In 1963, President Kennedy passed the Community Mental Health Centers Act, which strove to replace the by-then overgrown asylums with a more responsive network of behavioral health centers.
A goal of the mental health center movement then, as now, was to point would-be patients toward resources in the community and away from state-run hospitals, like Osawatomie.
Toward this end, SEKMHC — which serves a six-county area — performs roughly 850 individual screenings per year. Of those, about 40 percent are hospitalized.
And yet, as the number of evaluations is on the rise, state funding for mental health centers has dipped steadily since 2008.

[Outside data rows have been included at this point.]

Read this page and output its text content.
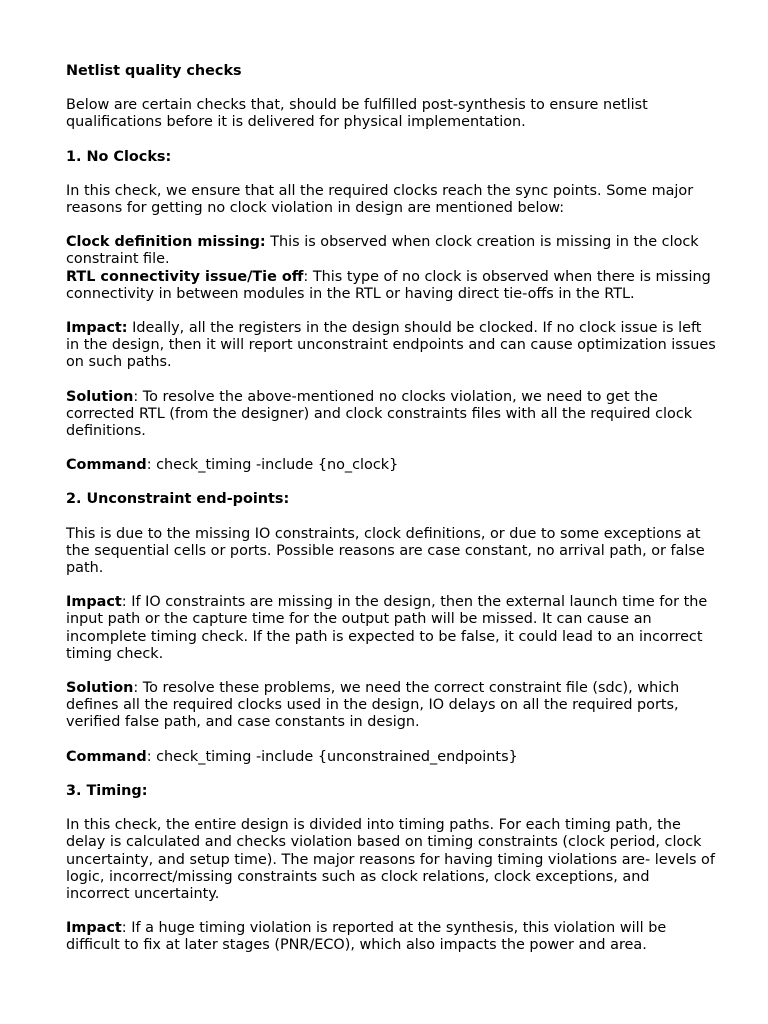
Netlist quality checks

Below are certain checks that, should be fulfilled post-synthesis to ensure netlist qualifications before it is delivered for physical implementation.

1. No Clocks:

In this check, we ensure that all the required clocks reach the sync points. Some major reasons for getting no clock violation in design are mentioned below:

Clock definition missing: This is observed when clock creation is missing in the clock constraint file.

RTL connectivity issue/Tie off: This type of no clock is observed when there is missing connectivity in between modules in the RTL or having direct tie-offs in the RTL.

Impact: Ideally, all the registers in the design should be clocked. If no clock issue is left in the design, then it will report unconstraint endpoints and can cause optimization issues on such paths.

Solution: To resolve the above-mentioned no clocks violation, we need to get the corrected RTL (from the designer) and clock constraints files with all the required clock definitions.

Command: check_timing -include {no_clock}

2. Unconstraint end-points:

This is due to the missing IO constraints, clock definitions, or due to some exceptions at the sequential cells or ports. Possible reasons are case constant, no arrival path, or false path.

Impact: If IO constraints are missing in the design, then the external launch time for the input path or the capture time for the output path will be missed. It can cause an incomplete timing check. If the path is expected to be false, it could lead to an incorrect timing check.

Solution: To resolve these problems, we need the correct constraint file (sdc), which defines all the required clocks used in the design, IO delays on all the required ports, verified false path, and case constants in design.

Command: check_timing -include {unconstrained_endpoints}

3. Timing:

In this check, the entire design is divided into timing paths. For each timing path, the delay is calculated and checks violation based on timing constraints (clock period, clock uncertainty, and setup time). The major reasons for having timing violations are- levels of logic, incorrect/missing constraints such as clock relations, clock exceptions, and incorrect uncertainty.

Impact: If a huge timing violation is reported at the synthesis, this violation will be difficult to fix at later stages (PNR/ECO), which also impacts the power and area.
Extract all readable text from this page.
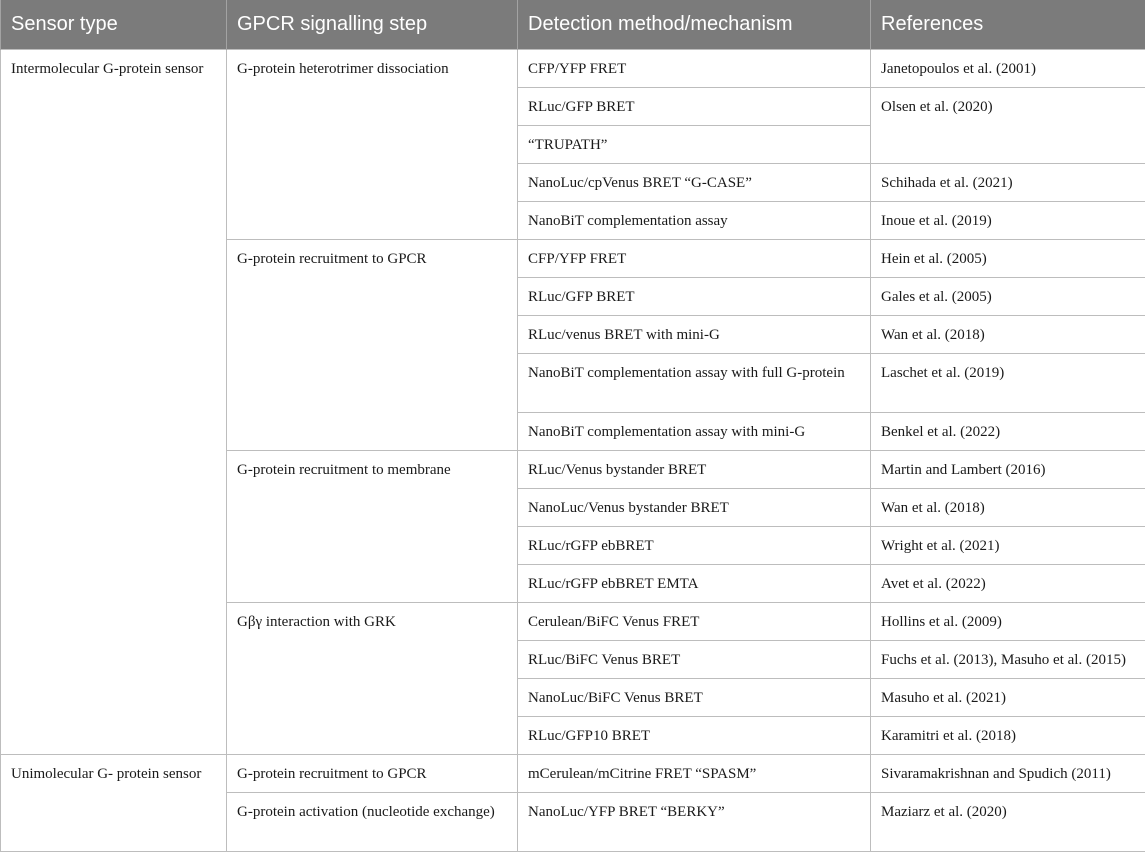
Sensor type	GPCR signalling step	Detection method/mechanism	References
Intermolecular G-protein sensor	G-protein heterotrimer dissociation	CFP/YFP FRET	Janetopoulos et al. (2001)
		RLuc/GFP BRET	Olsen et al. (2020)
		“TRUPATH”	
		NanoLuc/cpVenus BRET “G-CASE”	Schihada et al. (2021)
		NanoBiT complementation assay	Inoue et al. (2019)
	G-protein recruitment to GPCR	CFP/YFP FRET	Hein et al. (2005)
		RLuc/GFP BRET	Gales et al. (2005)
		RLuc/venus BRET with mini-G	Wan et al. (2018)
		NanoBiT complementation assay with full G-protein	Laschet et al. (2019)
		NanoBiT complementation assay with mini-G	Benkel et al. (2022)
	G-protein recruitment to membrane	RLuc/Venus bystander BRET	Martin and Lambert (2016)
		NanoLuc/Venus bystander BRET	Wan et al. (2018)
		RLuc/rGFP ebBRET	Wright et al. (2021)
		RLuc/rGFP ebBRET EMTA	Avet et al. (2022)
	Gβγ interaction with GRK	Cerulean/BiFC Venus FRET	Hollins et al. (2009)
		RLuc/BiFC Venus BRET	Fuchs et al. (2013), Masuho et al. (2015)
		NanoLuc/BiFC Venus BRET	Masuho et al. (2021)
		RLuc/GFP10 BRET	Karamitri et al. (2018)
Unimolecular G- protein sensor	G-protein recruitment to GPCR	mCerulean/mCitrine FRET “SPASM”	Sivaramakrishnan and Spudich (2011)
	G-protein activation (nucleotide exchange)	NanoLuc/YFP BRET “BERKY”	Maziarz et al. (2020)
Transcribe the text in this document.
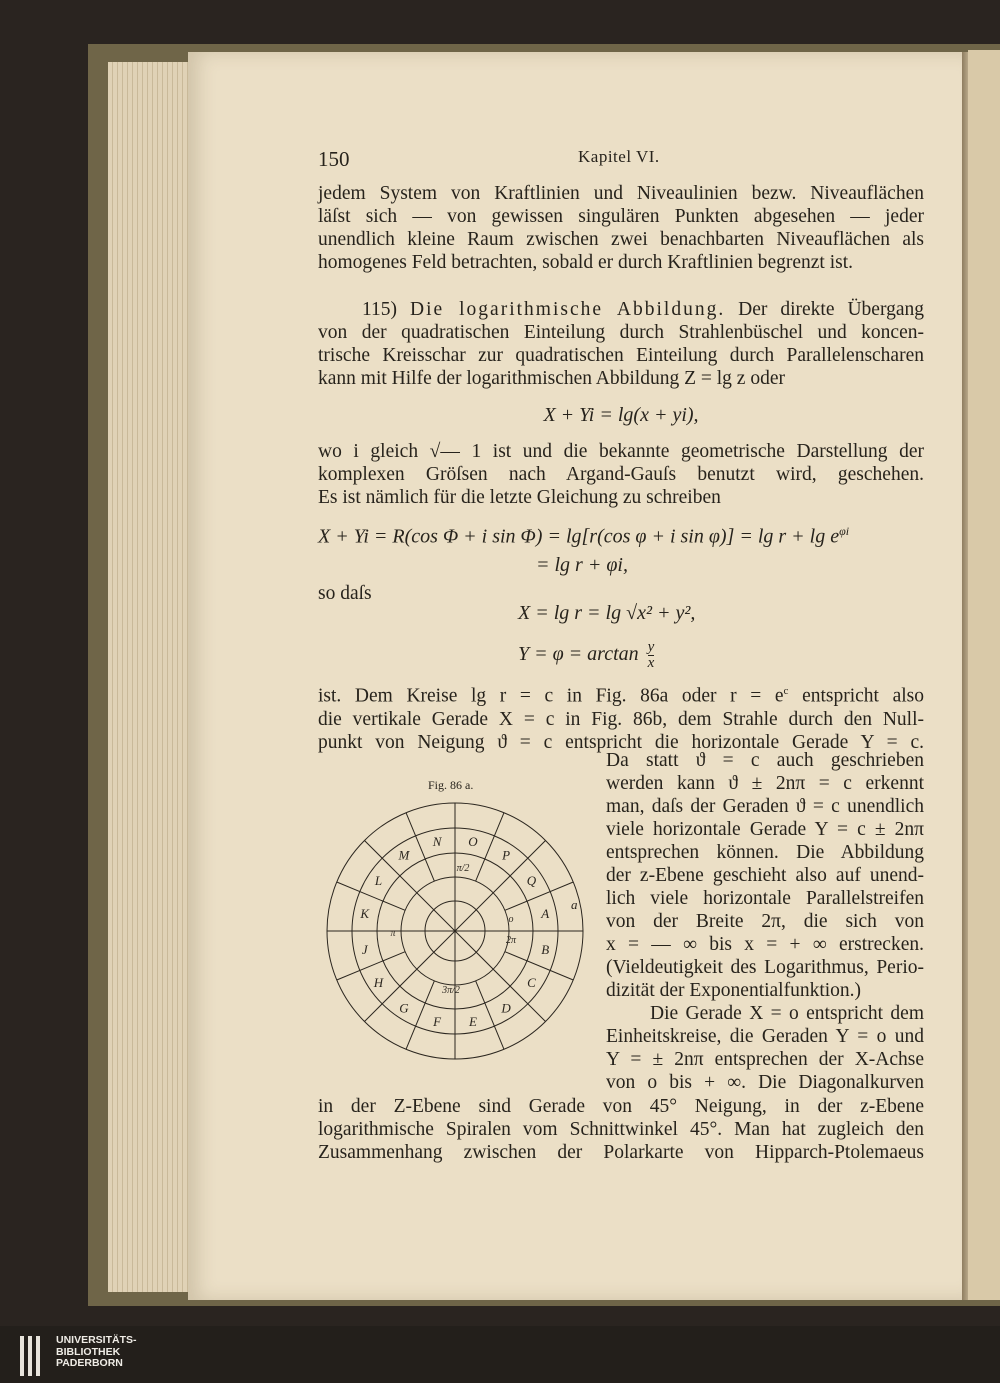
150	Kapitel VI.
jedem System von Kraftlinien und Niveaulinien bezw. Niveauflächen
läſst sich — von gewissen singulären Punkten abgesehen — jeder
unendlich kleine Raum zwischen zwei benachbarten Niveauflächen als
homogenes Feld betrachten, sobald er durch Kraftlinien begrenzt ist.
115) Die logarithmische Abbildung. Der direkte Übergang
von der quadratischen Einteilung durch Strahlenbüschel und koncen-
trische Kreisschar zur quadratischen Einteilung durch Parallelenscharen
kann mit Hilfe der logarithmischen Abbildung Z = lg z oder
X + Yi = lg(x + yi),
wo i gleich √— 1 ist und die bekannte geometrische Darstellung der
komplexen Gröſsen nach Argand-Gauſs benutzt wird, geschehen.
Es ist nämlich für die letzte Gleichung zu schreiben
X + Yi = R(cos Φ + i sin Φ) = lg[r(cos φ + i $\sin \varphi)] = \lg r + \lg e^{\varphi i}$
= lg r + φi,
so daſs
X = lg r = lg √x² + y²,
$Y = \varphi = \arctan \frac{y}{x}$
ist. Dem Kreise lg r = c in Fig. 86a oder $r = e^c$ entspricht also
die vertikale Gerade X = c in Fig. 86b, dem Strahle durch den Null-
punkt von Neigung ϑ = c entspricht die horizontale Gerade Y = c.
Da statt ϑ = c auch geschrieben
werden kann ϑ ± 2nπ = c erkennt
man, daſs der Geraden ϑ = c unendlich
viele horizontale Gerade Y = c ± 2nπ
entsprechen können. Die Abbildung
der z-Ebene geschieht also auf unend-
lich viele horizontale Parallelstreifen
von der Breite 2π, die sich von
x = — ∞ bis x = + ∞ erstrecken.
(Vieldeutigkeit des Logarithmus, Perio-
dizität der Exponentialfunktion.)
Die Gerade X = o entspricht dem
Einheitskreise, die Geraden Y = o und
Y = ± 2nπ entsprechen der X-Achse
von o bis + ∞. Die Diagonalkurven
Fig. 86 a.
A
B
C
D
E
F
G
H
J
K
L
M
N O
P
Q
a
π/2
π
o
2π
3π/2
in der Z-Ebene sind Gerade von 45° Neigung, in der z-Ebene
logarithmische Spiralen vom Schnittwinkel 45°. Man hat zugleich den
Zusammenhang zwischen der Polarkarte von Hipparch-Ptolemaeus
UNIVERSITÄTS-
BIBLIOTHEK
PADERBORN
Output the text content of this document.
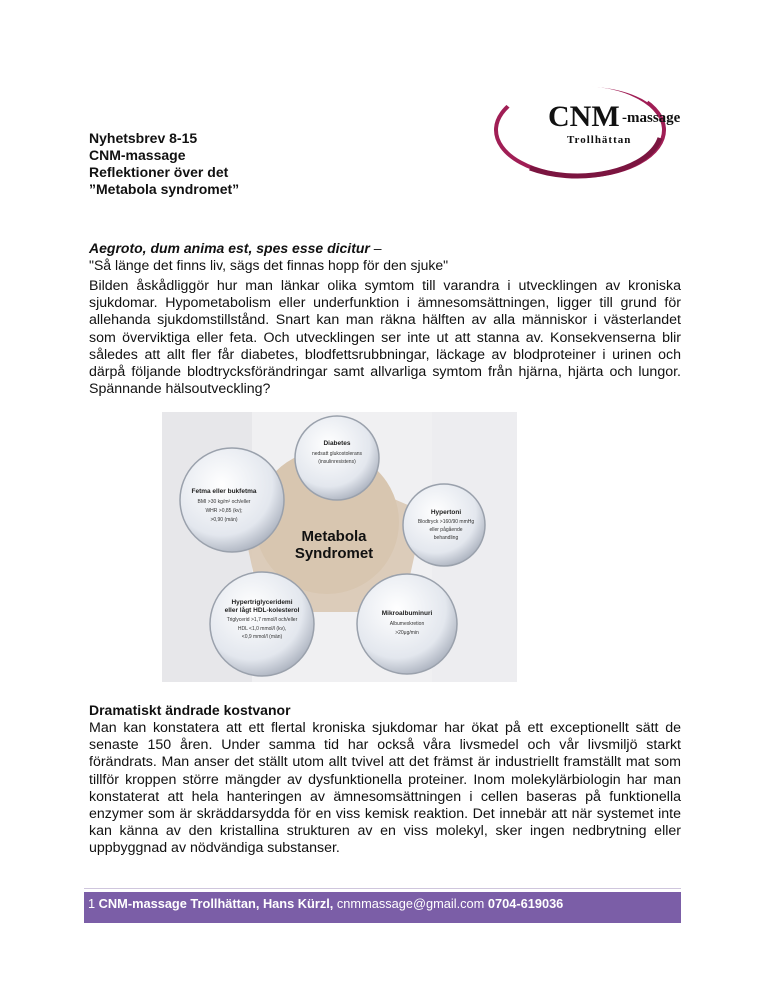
CNM -massage
Trollhättan
Nyhetsbrev 8-15
CNM-massage
Reflektioner över det
”Metabola syndromet”
Aegroto, dum anima est, spes esse dicitur –
"Så länge det finns liv, sägs det finnas hopp för den sjuke"
Bilden åskådliggör hur man länkar olika symtom till varandra i utvecklingen av kroniska sjukdomar. Hypometabolism eller underfunktion i ämnesomsättningen, ligger till grund för allehanda sjukdomstillstånd. Snart kan man räkna hälften av alla människor i västerlandet som överviktiga eller feta. Och utvecklingen ser inte ut att stanna av. Konsekvenserna blir således att allt fler får diabetes, blodfettsrubbningar, läckage av blodproteiner i urinen och därpå följande blodtrycksförändringar samt allvarliga symtom från hjärna, hjärta och lungor. Spännande hälsoutveckling?
Diabetes
nedsatt glukostolerans
(insulinresistens)
Hypertoni
Blodtryck >160/90 mmHg
eller pågående
behandling
Fetma eller bukfetma
BMI >30 kg/m² och/eller
WHR >0,85 (kv);
>0,90 (män)
Metabola
Syndromet
Hypertriglyceridemi
eller lågt HDL-kolesterol
Triglycerid >1,7 mmol/l och/eller
HDL <1,0 mmol/l (kv),
<0,9 mmol/l (män)
Mikroalbuminuri
Albumexkretion
>20μg/min
Dramatiskt ändrade kostvanor
Man kan konstatera att ett flertal kroniska sjukdomar har ökat på ett exceptionellt sätt de senaste 150 åren. Under samma tid har också våra livsmedel och vår livsmiljö starkt förändrats. Man anser det ställt utom allt tvivel att det främst är industriellt framställt mat som tillför kroppen större mängder av dysfunktionella proteiner. Inom molekylärbiologin har man konstaterat att hela hanteringen av ämnesomsättningen i cellen baseras på funktionella enzymer som är skräddarsydda för en viss kemisk reaktion. Det innebär att när systemet inte kan känna av den kristallina strukturen av en viss molekyl, sker ingen nedbrytning eller uppbyggnad av nödvändiga substanser.
1 CNM-massage Trollhättan, Hans Kürzl, cnmmassage@gmail.com 0704-619036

In 1990, Kansas lawmakers passed the Mental Health Reform Act, which promised to adequately fund the state’s community resources. Instead, according to the Kansas Mental Health Coalition, in the last six years, the state “has slashed its Mental Health Reform grants by 50 percent…relegating many individuals in crisis to emergency rooms and jails.”
“Still,” explained Wright, “we’re finding ways to keep 60 percent of our people in the community…by providing them with emergency psychiatric appointments, case management appointments, attendant care, whatever we can to keep them safe in the community — we’ll do that first.
“But there are going to be those people, who, even if we did all of that, we can’t keep them or those around them safe. There is a limit to what we can do in the community. I think we have to accept as a society that there will always be a need for a certain number of inpatient beds. And I think with the reduction [at Osawatomie], that number is too low to meet the need.”
According to a report by KHI News Service, Applewood, which cares for individuals with severe and persistent mental illness — and often serves as a transition point for patients leaving Osawatomie — recently received word from the state that its reimbursement would suffer a cut of about $7,000 a month.
The mental health nursing facility, one of 11 of its kind in the state, and the only in southeast Kansas, made the determination that it could no longer afford to operate, and is now in the process of finding new community-based facilities for residents ranging in age from 24 to 77.
“We just got tired of seeing our expenses go up and our reimbursement go down,” said Mary Harding, one of the facility’s four co-owners.
Of the many discharged from Applewood, some will find placement in another, similar nursing facility (the next closest is in Paola). But many of these facilities, too, are at maximum capacity.
“Some may go to a regular nursing home,” said Wright. “But for a lot of those people who go from a [mental health nursing facility] to a regular nursing home, they don’t get the mental health care they once had. So inevitably a lot of these people will not fare well, and will get sent back to Osawatomie State Hospital, which, again, is itself currently full.
“It’s a vicious cycle.”
“It is our duty to make sure our people are taken care of. That’s why we have mental health centers. That’s why we have state hospitals. Those hospitals are obligated to the care and treatment of the citizens in the state. If we can’t help those citizens in their time of need, what are we doing?”
And while the overwhelming majority of individuals with mental illness are non-violent, there are some — often the candidates for Osawatomie — whose illness expresses itself violently. Murphy recalled responding recently to one individual whose delusional speech was punctuated by his firing a gun into the air.
“This is a problem waiting for a place to happen,” reflected the sheriff. “Somebody is going to get hurt. And I just don’t think our legislators are seeing that it’s an issue. So often some tragedy has to happen before something gets fixed. Why?”